Resources & Scaling¶
Resource Limits¶
Note
Always set resource limits in production to prevent runaway resource consumption from affecting other workloads on the node.
Gateway Controller:
gateway:
controller:
deployment:
resources:
requests:
cpu: 250m
memory: 256Mi
limits:
cpu: 500m
memory: 512Mi
Gateway Runtime:
The runtime hosts Envoy and the policy engine. It processes all API traffic. Allocate generously to avoid throttling under load.
gateway:
gatewayRuntime:
deployment:
resources:
requests:
cpu: 500m
memory: 512Mi
limits:
cpu: 2000m
memory: 2Gi
Pod Anti-Affinity¶
Pod anti-affinity rules control how replicas are spread across your cluster. Two topology keys are most relevant for production:
topologyKey |
Spread scope | When to use |
|---|---|---|
kubernetes.io/hostname |
Across nodes | Protects against single-node failure |
topology.kubernetes.io/zone |
Across availability zones | Protects against full AZ outage |
For maximum resilience, combine both. Spread across zones first (higher weight), then across nodes within a zone:
affinity:
podAntiAffinity:
preferredDuringSchedulingIgnoredDuringExecution:
- weight: 100
podAffinityTerm:
labelSelector:
matchLabels:
app.kubernetes.io/component: controller
topologyKey: topology.kubernetes.io/zone
- weight: 50
podAffinityTerm:
labelSelector:
matchLabels:
app.kubernetes.io/component: controller
topologyKey: kubernetes.io/hostname
If your cluster spans only a single availability zone, use kubernetes.io/hostname alone:
affinity:
podAntiAffinity:
preferredDuringSchedulingIgnoredDuringExecution:
- weight: 100
podAffinityTerm:
labelSelector:
matchLabels:
app.kubernetes.io/component: controller
topologyKey: kubernetes.io/hostname
Note
preferredDuringSchedulingIgnoredDuringExecution is a soft rule. The scheduler honours it when possible but will still place pods if no suitable node exists.

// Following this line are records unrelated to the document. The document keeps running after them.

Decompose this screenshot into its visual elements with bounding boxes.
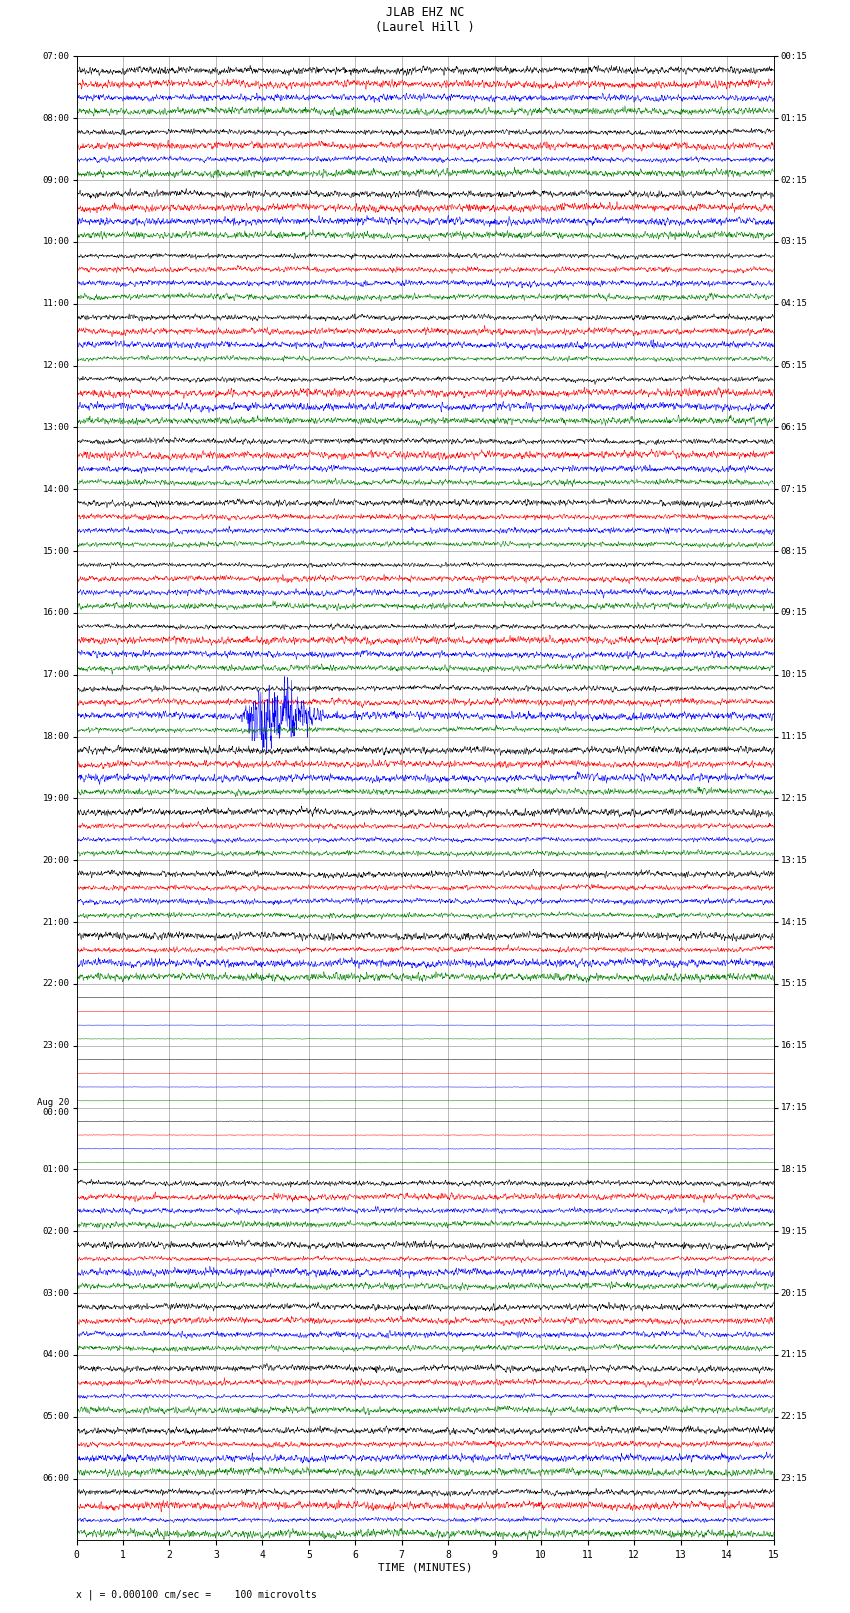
Text: x | = 0.000100 cm/sec =    100 microvolts: x | = 0.000100 cm/sec = 100 microvolts [76, 1589, 317, 1600]
Title: JLAB EHZ NC
(Laurel Hill ): JLAB EHZ NC (Laurel Hill ) [375, 6, 475, 34]
X-axis label: TIME (MINUTES): TIME (MINUTES) [377, 1563, 473, 1573]
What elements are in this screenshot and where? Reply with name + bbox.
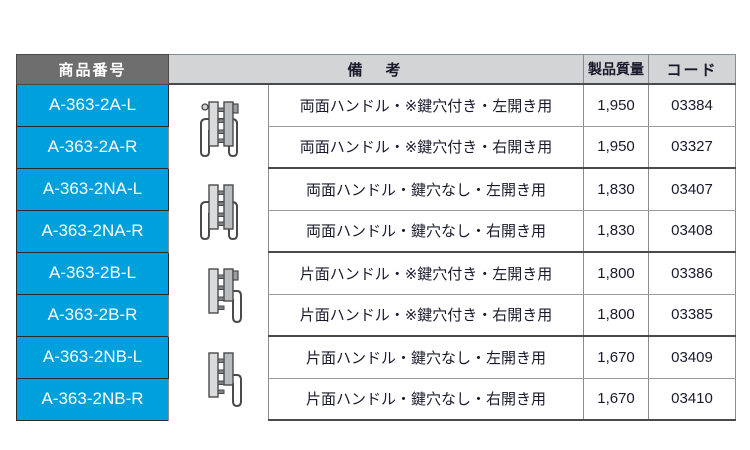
header-code-number: コード [648, 54, 737, 85]
table-row: A-363-2A-L [16, 83, 737, 168]
table-row: A-363-2NB-L [16, 335, 737, 420]
cell-code-number: 03384 [648, 83, 737, 127]
cell-weight: 1,800 [583, 294, 650, 337]
cell-remark: 片面ハンドル・※鍵穴付き・左開き用 [267, 252, 585, 295]
header-weight: 製品質量 [583, 54, 650, 85]
table-body: A-363-2A-L [16, 83, 737, 421]
cell-remark: 片面ハンドル・鍵穴なし・右開き用 [267, 378, 585, 421]
cell-code-number: 03410 [648, 378, 737, 421]
double-handle-no-keyhole-icon [169, 177, 268, 243]
cell-weight: 1,800 [583, 252, 650, 295]
cell-product-number: A-363-2B-L [16, 251, 169, 295]
table-row: A-363-2NB-R 片面ハンドル・鍵穴なし・右開き用 1,670 03410 [16, 377, 737, 421]
cell-illustration [168, 252, 269, 336]
cell-product-number: A-363-2A-R [16, 125, 169, 169]
cell-remark: 片面ハンドル・鍵穴なし・左開き用 [267, 336, 585, 379]
header-remark: 備 考 [167, 54, 585, 85]
header-row: 商品番号 備 考 製品質量 コード [16, 54, 737, 85]
cell-product-number: A-363-2B-R [16, 293, 169, 337]
cell-code-number: 03385 [648, 294, 737, 337]
cell-product-number: A-363-2NA-R [16, 209, 169, 253]
single-handle-no-keyhole-icon [169, 345, 268, 411]
cell-code-number: 03407 [648, 168, 737, 211]
cell-product-number: A-363-2NB-L [16, 335, 169, 379]
cell-remark: 両面ハンドル・※鍵穴付き・左開き用 [267, 83, 585, 127]
product-spec-table: 商品番号 備 考 製品質量 コード A-363-2A-L [16, 54, 737, 421]
table-row: A-363-2NA-R 両面ハンドル・鍵穴なし・右開き用 1,830 03408 [16, 209, 737, 253]
cell-product-number: A-363-2A-L [16, 83, 169, 127]
cell-illustration [168, 83, 269, 168]
cell-weight: 1,830 [583, 168, 650, 211]
single-handle-with-keyhole-icon [169, 261, 268, 327]
cell-weight: 1,670 [583, 336, 650, 379]
cell-code-number: 03408 [648, 210, 737, 253]
cell-code-number: 03409 [648, 336, 737, 379]
cell-product-number: A-363-2NA-L [16, 167, 169, 211]
cell-illustration [168, 168, 269, 252]
cell-remark: 両面ハンドル・鍵穴なし・左開き用 [267, 168, 585, 211]
cell-remark: 両面ハンドル・鍵穴なし・右開き用 [267, 210, 585, 253]
cell-code-number: 03327 [648, 126, 737, 169]
table-row: A-363-2A-R 両面ハンドル・※鍵穴付き・右開き用 1,950 03327 [16, 125, 737, 169]
double-handle-with-keyhole-icon [169, 94, 268, 160]
table-row: A-363-2NA-L [16, 167, 737, 252]
cell-weight: 1,950 [583, 126, 650, 169]
cell-remark: 片面ハンドル・※鍵穴付き・右開き用 [267, 294, 585, 337]
header-product-number: 商品番号 [16, 54, 169, 85]
cell-code-number: 03386 [648, 252, 737, 295]
cell-weight: 1,830 [583, 210, 650, 253]
cell-weight: 1,670 [583, 378, 650, 421]
table-row: A-363-2B-R 片面ハンドル・※鍵穴付き・右開き用 1,800 03385 [16, 293, 737, 337]
cell-product-number: A-363-2NB-R [16, 377, 169, 421]
cell-remark: 両面ハンドル・※鍵穴付き・右開き用 [267, 126, 585, 169]
table-header: 商品番号 備 考 製品質量 コード [16, 54, 737, 85]
table-row: A-363-2B-L [16, 251, 737, 336]
cell-illustration [168, 336, 269, 420]
cell-weight: 1,950 [583, 83, 650, 127]
product-spec-table-container: 商品番号 備 考 製品質量 コード A-363-2A-L [16, 54, 737, 421]
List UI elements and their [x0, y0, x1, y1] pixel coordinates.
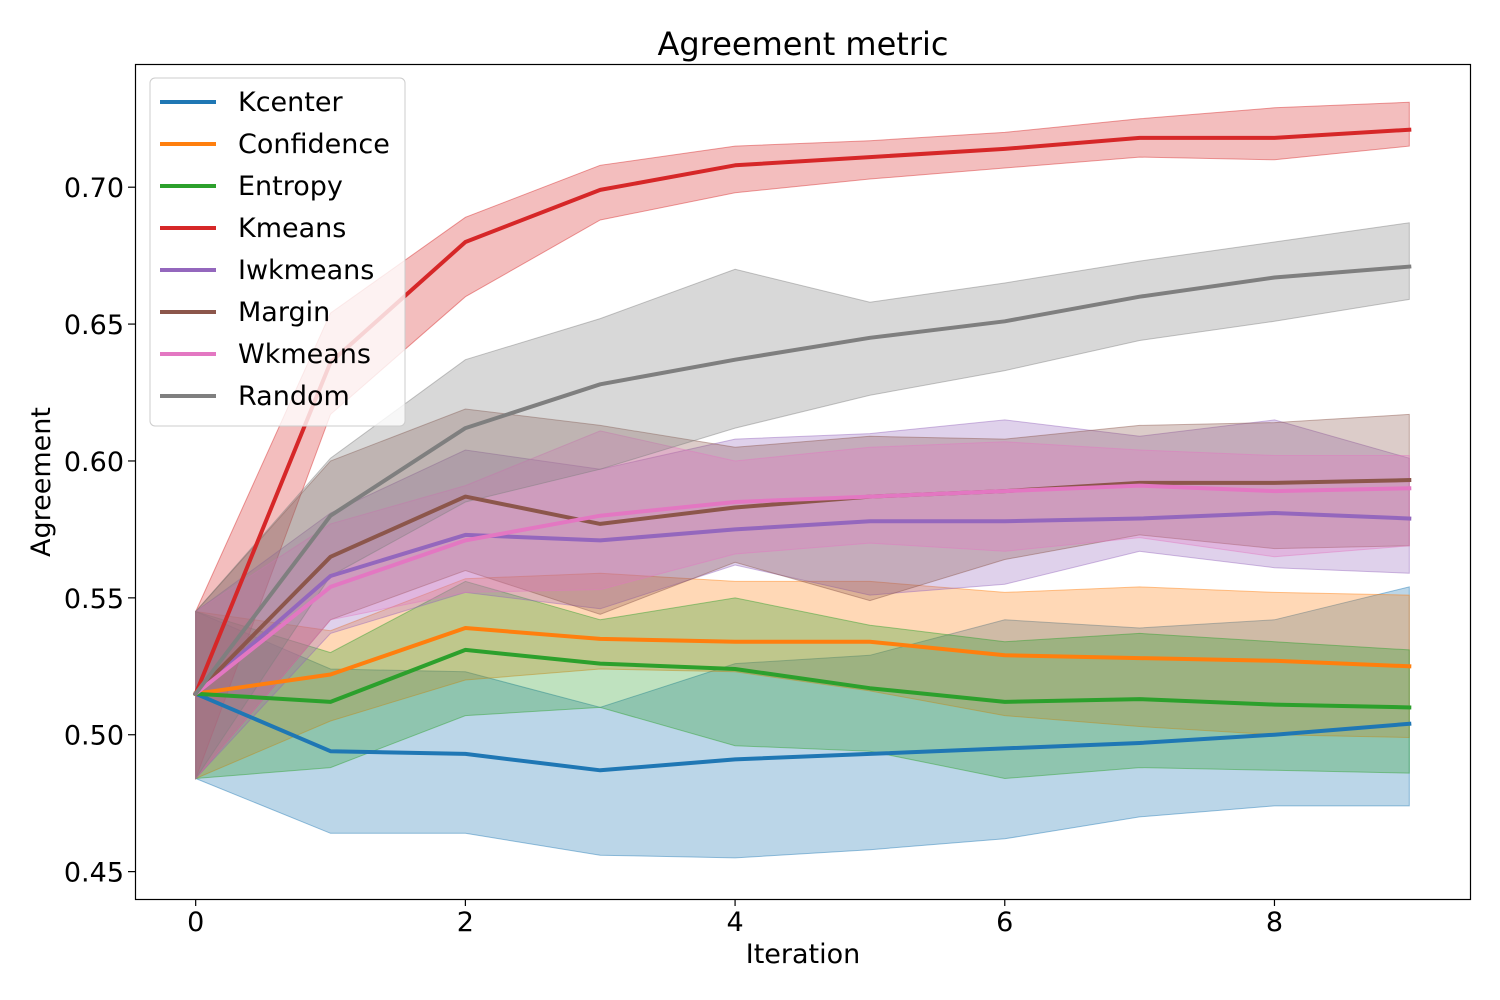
chart-title: Agreement metric: [658, 25, 949, 63]
x-tick-label: 6: [996, 907, 1013, 938]
line-kcenter: [193, 691, 1412, 773]
line-confidence: [193, 626, 1412, 696]
y-tick-label: 0.65: [64, 310, 124, 341]
band-random: [195, 222, 1410, 781]
x-tick-label: 4: [726, 907, 743, 938]
y-tick-label: 0.60: [64, 447, 124, 478]
legend-label-iwkmeans: Iwkmeans: [238, 255, 374, 286]
x-tick-label: 0: [187, 907, 204, 938]
legend-label-confidence: Confidence: [238, 129, 390, 160]
legend-label-margin: Margin: [238, 297, 330, 328]
y-axis-label: Agreement: [26, 407, 57, 557]
y-tick-label: 0.50: [64, 721, 124, 752]
x-axis-label: Iteration: [746, 939, 861, 970]
line-iwkmeans: [192, 511, 1412, 697]
band-margin: [195, 408, 1410, 780]
x-axis-ticks: 0 2 4 6 8: [187, 899, 1283, 938]
line-wkmeans: [192, 483, 1412, 697]
legend-label-wkmeans: Wkmeans: [238, 339, 371, 370]
band-iwkmeans: [195, 419, 1410, 780]
legend-label-kmeans: Kmeans: [238, 213, 346, 244]
band-confidence: [195, 572, 1410, 780]
plot-frame: [134, 63, 1472, 901]
line-margin: [192, 478, 1412, 697]
series-lines: [192, 127, 1412, 773]
y-tick-label: 0.70: [64, 173, 124, 204]
legend-label-random: Random: [238, 381, 350, 412]
legend-label-kcenter: Kcenter: [238, 87, 343, 118]
x-tick-label: 2: [457, 907, 474, 938]
y-tick-label: 0.45: [64, 858, 124, 889]
x-tick-label: 8: [1266, 907, 1283, 938]
band-kmeans: [195, 101, 1410, 779]
y-tick-label: 0.55: [64, 584, 124, 615]
legend-box: [149, 77, 406, 427]
line-random: [192, 264, 1412, 697]
line-entropy: [193, 647, 1412, 710]
y-axis-ticks: 0.45 0.50 0.55 0.60 0.65 0.70: [64, 173, 135, 889]
legend-label-entropy: Entropy: [238, 171, 343, 202]
band-kcenter: [195, 586, 1410, 859]
legend: Kcenter Confidence Entropy Kmeans Iwkmeans Ma…: [149, 77, 406, 427]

Use requiredDuringSchedulingIgnoredDuringExecution if you want a hard guarantee, keeping in mind that pods will remain Pending if the constraint cannot be satisfied.
Apply the same anti-affinity configuration to gateway.gatewayRuntime to spread runtime replicas across nodes and zones as well.
Horizontal Pod Autoscaler & Pod Disruption Budget¶
Horizontal Pod Autoscaler¶
HPA automatically adjusts the number of replicas based on CPU and memory utilization. Apply the following configuration to both gateway.controller and gateway.gatewayRuntime:
hpa:
enabled: true
minReplicas: 2
maxReplicas: 5
targetCPUUtilizationPercentage: 70
targetMemoryUtilizationPercentage: ""
customMetrics: []
behavior: {}
Note
Setting minReplicas: 2 ensures at least two replicas are always running, which is required for high availability. Do not set this to 1 in production.
Pod Disruption Budget¶
A PDB guarantees that a minimum number of replicas remain available during voluntary disruptions:
The PDB protects against:
- Node drain operations during cluster upgrades
- Cluster autoscaling scale-down events
- Voluntary pod evictions triggered by resource pressure
- Planned maintenance operations